Overview
Maestro's primary function is to organize data from multiple Song repositories into a single Elasticsearch index. By collecting data into a single index, Maestro allows upstream services, such as Arranger, to consume the data and expose it to end users for search and exploration.
Key Features
-
Multi Repo Management: Maestro offers built-in conflict detection and resolution. For instance, if multiple Song repositories identify the same file, Maestro detects this and aggregates the data from all sources into the Elasticsearch index.
-
Multiple Indexing Levels: Song repositories have a standard hierarchy: Repository > Study > Analysis.

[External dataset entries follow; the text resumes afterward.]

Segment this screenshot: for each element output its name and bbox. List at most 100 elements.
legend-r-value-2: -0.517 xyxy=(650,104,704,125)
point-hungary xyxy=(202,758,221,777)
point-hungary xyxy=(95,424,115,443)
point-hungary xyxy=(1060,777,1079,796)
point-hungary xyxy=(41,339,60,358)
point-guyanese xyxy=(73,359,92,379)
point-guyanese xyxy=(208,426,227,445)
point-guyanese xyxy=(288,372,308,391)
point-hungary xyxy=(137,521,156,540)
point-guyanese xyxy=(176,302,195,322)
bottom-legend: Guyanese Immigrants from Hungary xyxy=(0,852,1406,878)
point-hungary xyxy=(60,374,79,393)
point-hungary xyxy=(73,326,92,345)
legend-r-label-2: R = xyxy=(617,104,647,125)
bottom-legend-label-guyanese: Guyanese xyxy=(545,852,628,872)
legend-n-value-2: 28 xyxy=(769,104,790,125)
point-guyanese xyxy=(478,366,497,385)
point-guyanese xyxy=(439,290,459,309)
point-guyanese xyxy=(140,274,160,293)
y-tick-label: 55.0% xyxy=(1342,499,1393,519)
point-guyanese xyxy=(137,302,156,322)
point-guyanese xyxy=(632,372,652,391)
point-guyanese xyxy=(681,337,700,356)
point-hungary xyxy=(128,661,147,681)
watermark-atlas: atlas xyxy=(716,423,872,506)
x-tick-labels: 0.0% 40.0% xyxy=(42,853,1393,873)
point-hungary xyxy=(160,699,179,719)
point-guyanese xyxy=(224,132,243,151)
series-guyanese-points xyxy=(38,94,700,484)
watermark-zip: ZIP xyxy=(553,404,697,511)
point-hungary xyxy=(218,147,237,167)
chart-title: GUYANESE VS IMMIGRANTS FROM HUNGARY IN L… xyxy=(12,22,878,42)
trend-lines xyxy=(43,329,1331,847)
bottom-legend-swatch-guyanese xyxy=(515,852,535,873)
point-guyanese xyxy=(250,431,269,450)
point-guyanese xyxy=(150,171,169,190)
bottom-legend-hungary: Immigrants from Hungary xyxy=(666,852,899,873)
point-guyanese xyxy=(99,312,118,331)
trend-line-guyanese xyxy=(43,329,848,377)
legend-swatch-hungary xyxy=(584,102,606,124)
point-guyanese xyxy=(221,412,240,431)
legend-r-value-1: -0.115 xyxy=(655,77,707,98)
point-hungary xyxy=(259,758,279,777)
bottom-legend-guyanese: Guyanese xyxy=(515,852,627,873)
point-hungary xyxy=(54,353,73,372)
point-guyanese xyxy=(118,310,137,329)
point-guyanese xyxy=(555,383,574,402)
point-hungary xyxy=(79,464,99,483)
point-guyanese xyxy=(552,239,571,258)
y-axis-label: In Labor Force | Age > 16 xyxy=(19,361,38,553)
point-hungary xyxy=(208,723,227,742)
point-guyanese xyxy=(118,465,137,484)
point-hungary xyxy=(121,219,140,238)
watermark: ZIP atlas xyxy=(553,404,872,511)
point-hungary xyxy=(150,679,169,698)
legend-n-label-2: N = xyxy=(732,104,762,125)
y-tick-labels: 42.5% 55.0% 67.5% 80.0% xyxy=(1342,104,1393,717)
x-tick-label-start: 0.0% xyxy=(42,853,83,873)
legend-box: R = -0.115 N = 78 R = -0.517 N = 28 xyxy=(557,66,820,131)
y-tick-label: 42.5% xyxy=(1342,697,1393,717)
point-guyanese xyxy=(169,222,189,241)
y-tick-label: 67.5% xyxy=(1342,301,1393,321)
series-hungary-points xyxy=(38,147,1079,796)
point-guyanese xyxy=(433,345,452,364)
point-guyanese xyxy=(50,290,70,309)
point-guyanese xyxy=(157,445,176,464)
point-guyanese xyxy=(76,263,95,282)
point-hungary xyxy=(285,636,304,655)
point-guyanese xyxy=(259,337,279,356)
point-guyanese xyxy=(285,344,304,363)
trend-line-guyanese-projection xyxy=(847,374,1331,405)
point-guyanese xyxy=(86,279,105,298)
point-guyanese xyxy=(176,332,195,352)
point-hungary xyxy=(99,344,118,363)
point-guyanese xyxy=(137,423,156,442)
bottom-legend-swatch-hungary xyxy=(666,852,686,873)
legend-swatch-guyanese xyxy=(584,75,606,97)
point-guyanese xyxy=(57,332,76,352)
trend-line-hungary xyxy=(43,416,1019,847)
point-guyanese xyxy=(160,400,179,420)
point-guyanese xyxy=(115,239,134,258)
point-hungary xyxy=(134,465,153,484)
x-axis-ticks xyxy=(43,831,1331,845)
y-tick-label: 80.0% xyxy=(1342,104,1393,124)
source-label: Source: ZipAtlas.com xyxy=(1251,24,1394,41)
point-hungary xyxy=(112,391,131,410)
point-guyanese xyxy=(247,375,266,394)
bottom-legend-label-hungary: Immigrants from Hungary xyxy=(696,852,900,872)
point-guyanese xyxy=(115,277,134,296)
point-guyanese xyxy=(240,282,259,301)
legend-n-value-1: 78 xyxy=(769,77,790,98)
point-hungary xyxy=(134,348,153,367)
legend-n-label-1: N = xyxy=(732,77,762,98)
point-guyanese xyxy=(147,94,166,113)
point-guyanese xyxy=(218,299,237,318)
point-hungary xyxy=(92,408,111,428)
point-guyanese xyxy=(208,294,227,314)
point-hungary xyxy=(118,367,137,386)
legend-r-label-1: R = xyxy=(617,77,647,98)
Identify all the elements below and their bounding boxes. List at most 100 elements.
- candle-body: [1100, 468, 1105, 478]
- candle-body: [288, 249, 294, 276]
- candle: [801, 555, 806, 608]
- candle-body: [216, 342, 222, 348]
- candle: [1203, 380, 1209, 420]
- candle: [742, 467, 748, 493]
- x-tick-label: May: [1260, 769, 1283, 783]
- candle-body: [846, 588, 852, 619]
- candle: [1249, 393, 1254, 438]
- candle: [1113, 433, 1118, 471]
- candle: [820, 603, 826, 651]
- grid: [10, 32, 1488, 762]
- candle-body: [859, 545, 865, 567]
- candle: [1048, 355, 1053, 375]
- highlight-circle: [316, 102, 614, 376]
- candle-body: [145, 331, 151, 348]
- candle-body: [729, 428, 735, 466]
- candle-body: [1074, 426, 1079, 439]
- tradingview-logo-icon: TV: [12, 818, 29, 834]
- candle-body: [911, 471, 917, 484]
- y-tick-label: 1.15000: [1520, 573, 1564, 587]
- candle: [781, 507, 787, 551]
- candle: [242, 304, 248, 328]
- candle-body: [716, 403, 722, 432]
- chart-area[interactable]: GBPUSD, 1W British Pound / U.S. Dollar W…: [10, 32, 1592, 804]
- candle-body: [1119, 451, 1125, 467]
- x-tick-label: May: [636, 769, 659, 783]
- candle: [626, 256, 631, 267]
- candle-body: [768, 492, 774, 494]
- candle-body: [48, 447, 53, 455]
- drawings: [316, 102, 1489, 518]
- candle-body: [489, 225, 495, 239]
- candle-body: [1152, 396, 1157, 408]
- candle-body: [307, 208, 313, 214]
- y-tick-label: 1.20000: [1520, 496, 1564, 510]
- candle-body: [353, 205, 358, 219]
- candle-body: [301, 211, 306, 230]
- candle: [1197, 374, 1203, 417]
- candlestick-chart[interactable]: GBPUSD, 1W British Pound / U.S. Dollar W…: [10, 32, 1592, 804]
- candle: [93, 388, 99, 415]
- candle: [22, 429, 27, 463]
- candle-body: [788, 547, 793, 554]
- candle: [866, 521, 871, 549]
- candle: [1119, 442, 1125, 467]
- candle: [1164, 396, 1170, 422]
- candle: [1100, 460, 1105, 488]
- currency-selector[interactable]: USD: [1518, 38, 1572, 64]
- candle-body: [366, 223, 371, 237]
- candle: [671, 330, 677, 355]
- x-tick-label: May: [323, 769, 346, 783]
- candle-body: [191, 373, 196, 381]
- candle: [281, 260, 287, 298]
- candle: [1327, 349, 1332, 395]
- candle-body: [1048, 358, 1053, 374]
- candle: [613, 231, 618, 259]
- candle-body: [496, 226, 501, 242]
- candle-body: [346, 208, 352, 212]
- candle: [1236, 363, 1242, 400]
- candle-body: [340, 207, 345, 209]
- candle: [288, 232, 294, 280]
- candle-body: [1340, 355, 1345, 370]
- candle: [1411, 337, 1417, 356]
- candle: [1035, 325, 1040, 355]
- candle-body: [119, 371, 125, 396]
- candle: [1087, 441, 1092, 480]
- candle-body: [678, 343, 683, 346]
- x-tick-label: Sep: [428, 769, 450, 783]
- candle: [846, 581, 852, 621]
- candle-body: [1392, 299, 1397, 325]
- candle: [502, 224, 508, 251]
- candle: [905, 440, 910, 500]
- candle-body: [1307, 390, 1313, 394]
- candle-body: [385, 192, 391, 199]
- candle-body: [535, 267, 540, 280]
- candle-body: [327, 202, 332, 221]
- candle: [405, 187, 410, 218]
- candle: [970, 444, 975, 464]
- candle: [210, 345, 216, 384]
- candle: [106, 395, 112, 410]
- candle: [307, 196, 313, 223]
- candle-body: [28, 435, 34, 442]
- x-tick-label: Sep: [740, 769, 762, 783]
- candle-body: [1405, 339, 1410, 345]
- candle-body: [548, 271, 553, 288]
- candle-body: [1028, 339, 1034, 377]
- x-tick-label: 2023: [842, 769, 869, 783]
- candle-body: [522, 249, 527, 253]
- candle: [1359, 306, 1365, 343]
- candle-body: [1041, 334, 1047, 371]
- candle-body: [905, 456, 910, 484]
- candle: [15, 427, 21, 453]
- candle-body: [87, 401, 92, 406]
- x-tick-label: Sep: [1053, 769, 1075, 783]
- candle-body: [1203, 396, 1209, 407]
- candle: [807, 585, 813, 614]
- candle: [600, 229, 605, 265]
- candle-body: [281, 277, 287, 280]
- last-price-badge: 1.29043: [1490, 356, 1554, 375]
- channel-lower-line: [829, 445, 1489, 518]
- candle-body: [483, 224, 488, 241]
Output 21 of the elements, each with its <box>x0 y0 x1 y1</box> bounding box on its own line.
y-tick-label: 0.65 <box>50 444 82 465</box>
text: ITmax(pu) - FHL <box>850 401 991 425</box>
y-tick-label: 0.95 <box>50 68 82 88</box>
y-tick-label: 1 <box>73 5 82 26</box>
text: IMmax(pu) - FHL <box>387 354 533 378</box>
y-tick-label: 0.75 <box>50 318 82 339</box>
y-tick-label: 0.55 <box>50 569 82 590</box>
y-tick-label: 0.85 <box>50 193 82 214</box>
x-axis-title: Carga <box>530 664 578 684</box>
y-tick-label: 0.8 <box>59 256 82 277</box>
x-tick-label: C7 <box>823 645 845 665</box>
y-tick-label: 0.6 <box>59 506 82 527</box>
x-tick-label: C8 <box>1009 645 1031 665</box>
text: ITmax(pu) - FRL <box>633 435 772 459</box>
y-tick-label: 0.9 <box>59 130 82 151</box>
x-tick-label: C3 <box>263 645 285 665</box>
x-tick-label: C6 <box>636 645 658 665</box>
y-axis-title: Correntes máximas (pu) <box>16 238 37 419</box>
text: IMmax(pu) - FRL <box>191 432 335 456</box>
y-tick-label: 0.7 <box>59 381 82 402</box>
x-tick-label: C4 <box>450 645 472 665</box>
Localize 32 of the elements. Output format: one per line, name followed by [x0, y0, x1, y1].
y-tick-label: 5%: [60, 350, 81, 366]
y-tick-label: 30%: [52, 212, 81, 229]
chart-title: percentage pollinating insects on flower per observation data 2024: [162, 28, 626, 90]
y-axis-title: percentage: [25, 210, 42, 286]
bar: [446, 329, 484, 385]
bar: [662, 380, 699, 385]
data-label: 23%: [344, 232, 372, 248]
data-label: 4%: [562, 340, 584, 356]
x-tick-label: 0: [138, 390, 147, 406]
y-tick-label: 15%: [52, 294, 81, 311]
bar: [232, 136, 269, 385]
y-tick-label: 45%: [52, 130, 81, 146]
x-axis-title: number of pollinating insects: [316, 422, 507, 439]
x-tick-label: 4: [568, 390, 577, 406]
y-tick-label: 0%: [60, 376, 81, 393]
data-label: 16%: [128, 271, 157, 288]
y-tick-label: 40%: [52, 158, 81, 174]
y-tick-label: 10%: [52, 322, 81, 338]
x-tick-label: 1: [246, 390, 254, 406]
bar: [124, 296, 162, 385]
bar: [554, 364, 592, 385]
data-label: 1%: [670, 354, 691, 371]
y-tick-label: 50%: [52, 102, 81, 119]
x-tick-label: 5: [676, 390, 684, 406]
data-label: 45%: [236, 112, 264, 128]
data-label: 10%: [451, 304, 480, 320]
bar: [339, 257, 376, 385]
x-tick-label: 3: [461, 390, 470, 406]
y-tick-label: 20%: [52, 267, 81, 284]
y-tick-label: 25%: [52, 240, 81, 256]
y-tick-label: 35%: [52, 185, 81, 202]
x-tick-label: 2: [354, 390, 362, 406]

Maestro can index at each level. For example, to index all analyses within a specific study, you can use the following command:
curl -X POST \
http://localhost:11235/index/repository/<repositoryCode>/study/<studyId> \
-H 'Content-Type: application/json' \
-H 'cache-control: no-cache' \ -
Song Schema Support: Song utilizes a core data model along with a flexible, user-defined dynamic schema. Maestro requires the base schema fields to index data but also supports indexing of additional fields found within the dynamic schema.
-
Index Mapping Migrations: When changes are introduced to the dynamic schema, administrator(s) must update and migrate the new index mapping.
-
Exclusion Rules: Maestro supports configurable exclusion rules to omit specific analyses from being indexed based on metadata tags assigned by Song. Study, Analysis, File, Sample, Specimen and Donor IDs can be used to exclude specific analyses.
-
HTTP or Kafka Indexing APIs: Maestro can receive indexing requests via Apache Kafka or through an HTTP Web API.
System Architecture
Maestro organizes data from multiple Song repositories into a single Elasticsearch index, enabling upstream services like Arranger to consume and expose the data for user search and exploration.
As part of the larger Overture.bio software suite, Maestro integrates with several services:
- Song: Maestro natively integrates with Song to index Song metadata into a single index.
- Elasticsearch: Maestro is designed to integrate with and build Elasticsearch indices by default.
- Apache Kafka: Optional integration for event-based indexing using Kafka messaging queues. Maestro can listen for and trigger indexing operations from specific Kafka topics.
- Slack: Integrated for index monitoring notifications.
Repository Structure
.
├── /maestro-app
└── /maestro-domain
maestro-domain
Contains core features and framework-independent logic that is portable and includes the main indexing, rules, and notifications logic. It has packages such as:
- entities: contains POJOs and entities
- api: the logic that fulfills the business features
- ports: contains the interfaces needed by the api to communicate with anything outside the indexing context
maestro-app
This is the main runnable Spring Boot app. It contains the infrastructure and adapters (ports implementations) needed to connect the domain with external services like Elasticsearch, Song web clients, and configuration files.